The city recently said the suspension of the fluoride treatment was disclosed in plain language in every annual report for the years the residents cite in the lawsuit. However, when the news was originally reported back in 2023, it seemed like members of the Common Council and others in city government were caught off guard by the news.
While this may challenge the city's motion for the judge to dismiss the case, the way Nowakowski looks at this is the division between functionality of a legal threshold.
"The city is going into court saying this wasn't public documents, this was for public consumption. Public members could consume this, but Council members said, 'Look, this just isn't functional with the sheer amount of information that comes to us unless it's widely on a bill, or if it's clocked in and you're talking about it in committee, we wouldn't know about it.' So I think that in court, the city is going to make the position that we met the legal threshold, this was printed here, here and here, open for public consumption. And then the Council members will say, 'OK, you may have met the legal threshold. But next time, you have to make sure that this is public and clearly attainable in a functional standpoint. Can you actually see this?'" Nowakowski explained. "The amount of fine print that I look at in a day is a lot, but I'm assuming they're going to court to state that it doesn't meet the legal threshold."
If the court is able to determine the lawsuit does not have any merit to it, Nowakowski is hoping it will be a quick dismissal from the judge.

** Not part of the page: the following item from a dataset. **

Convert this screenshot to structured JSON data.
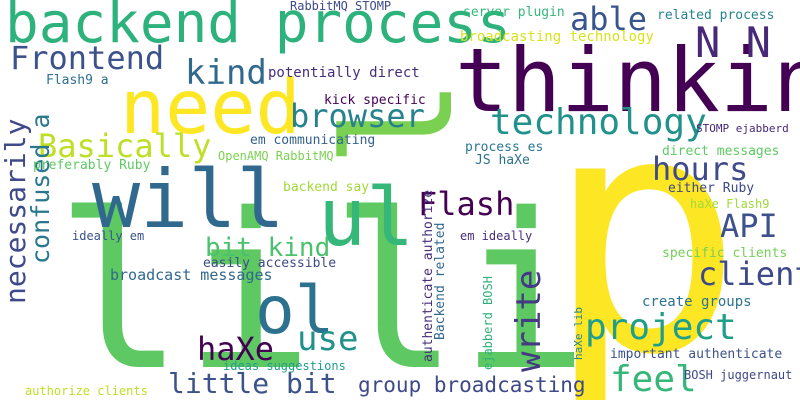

He understands the city cannot afford to be keeping attorneys fees and claims for cases such as this.
"I'm a member of the Common Council, I get sued because I don't have the right suit on, or because someone doesn't like the scrutiny of my application. And people don't realize that that comes at a serious cost to the municipality," he said. "People are allowed their due process and their day in court, but if the city is saying, 'This motion has kept on morphing and changing in their arguments,' we're wasting a sheer amount of city resources on a court case that's just not cutting the mustard. Hopefully it's expeditious, and we wrap this up and come to some determination."